Marina Tabassum Architects was founded in 2005, and her first project (as architect, builder, fundraiser, and client) propelled her to worldwide fame 11 years later, when it received an Aga Khan award. The Bait ur Rouf mosque, located in a busy part of northern Dhaka, is a serene haven made entirely of bricks and natural light. Its square prayer hall is encircled by a cylindrical brick drum, which is encased in a perforated brick cube, with the gaps between the geometries enabling light shafts to flow over the walls from above.
It has a timeless quality to it, with elements of Louis Kahn’s Dhaka parliament building, which had a great effect on the youthful Tabassum, as well as 13th-century Bengal’s brick mosques. It’s completely natural ventilated, just like the rest of her art. “If my building can’t breathe without the use of artificial means,” she explains, “I feel breathless.”
She was asked to teach a workshop at Harvard as a result of the Aga Khan prize, and she sent the students to Bangladesh to work on low-cost rural housing projects. She was then asked to show at the Venice Biennale in 2018 and the Sharjah Triennial the following year, launching her career as an international lecturer and exhibitor.
But the epidemic provided her time to concentrate, and last year she founded the Foundation for Architecture Community Equity (Face), a non-profit arm of her firm focused to projects for the country’s landless, ultra-low-income groups, and climate refugees.

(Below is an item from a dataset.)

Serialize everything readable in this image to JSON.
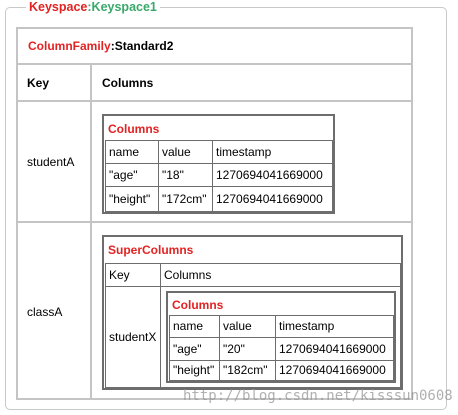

They are presently operating in Bangladesh’s Cox’s Bazar district, which is home to the world’s biggest collection of refugee camps, where 1.2 million Rohingya Muslims have fled ethnic persecution in Myanmar. Tabassum and her crew have been working on food distribution outlets and women’s centers for both the camp and the host town, with the goal of providing a more dignified experience than the traditional tents for accepting donations.
“The main challenge is that the government does not want anything too beautiful,” she explains, “because they are afraid that the refugees will feel at home and refuse to return.” For example, digging foundations is prohibited because it may stimulate the construction of more permanent structures. She’s employing the same modular bamboo space-frame concept as the Khudi Bari, which allows for temporary constructions while also allowing for co-design and production with the refugees.

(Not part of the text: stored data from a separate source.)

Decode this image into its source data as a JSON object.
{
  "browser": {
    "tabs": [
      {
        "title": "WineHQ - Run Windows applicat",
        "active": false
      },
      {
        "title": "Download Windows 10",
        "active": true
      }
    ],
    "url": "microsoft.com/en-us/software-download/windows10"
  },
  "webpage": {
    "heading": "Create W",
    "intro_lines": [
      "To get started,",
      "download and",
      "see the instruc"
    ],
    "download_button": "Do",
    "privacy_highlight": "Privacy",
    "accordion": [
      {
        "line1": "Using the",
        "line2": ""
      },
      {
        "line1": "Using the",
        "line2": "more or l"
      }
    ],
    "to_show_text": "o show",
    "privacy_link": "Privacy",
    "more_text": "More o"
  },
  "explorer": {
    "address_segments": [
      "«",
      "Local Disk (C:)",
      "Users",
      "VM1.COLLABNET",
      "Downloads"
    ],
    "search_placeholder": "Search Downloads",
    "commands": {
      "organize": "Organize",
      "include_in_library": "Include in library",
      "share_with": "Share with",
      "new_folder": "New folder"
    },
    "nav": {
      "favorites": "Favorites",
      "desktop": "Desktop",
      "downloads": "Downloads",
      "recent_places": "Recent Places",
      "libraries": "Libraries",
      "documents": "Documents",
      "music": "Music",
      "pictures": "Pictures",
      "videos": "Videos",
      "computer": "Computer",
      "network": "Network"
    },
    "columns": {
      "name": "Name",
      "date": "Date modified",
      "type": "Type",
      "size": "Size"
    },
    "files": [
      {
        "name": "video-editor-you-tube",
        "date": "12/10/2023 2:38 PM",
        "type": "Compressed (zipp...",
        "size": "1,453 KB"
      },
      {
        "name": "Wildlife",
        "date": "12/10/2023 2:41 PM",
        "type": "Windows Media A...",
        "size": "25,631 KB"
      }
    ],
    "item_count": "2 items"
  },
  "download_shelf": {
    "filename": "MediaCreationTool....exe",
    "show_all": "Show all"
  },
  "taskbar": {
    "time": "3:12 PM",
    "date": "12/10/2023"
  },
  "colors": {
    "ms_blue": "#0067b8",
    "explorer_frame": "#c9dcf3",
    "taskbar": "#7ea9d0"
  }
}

Tabassum continues to work at MTA on more traditional commercial projects, like as an apartment complex, a private family museum, and a 250-bed hospital on the outskirts of Dhaka, in order to support Face’s humanitarian work, which is obviously her passion. “Architecture has always been a service-rendering profession,” she adds, referring to how she responds to a client’s needs, budget, and location. It is not sustainable to make ourselves accessible solely to the 1% in the present climate, when there is such a huge difference between wealthy and poor. We need to go farther.”
And how does she feel about winning the Soane medal?
She chuckles, “At first, I thought it was a joke.” “I am still a work in progress compared to the previous winners, Rafael Moneo, Denise Scott Brown, and Kenneth Frampton.” “We’re still looking.”
Thanks to Oliver Wainwright at The Guardian whose reporting provided the original basis for this story.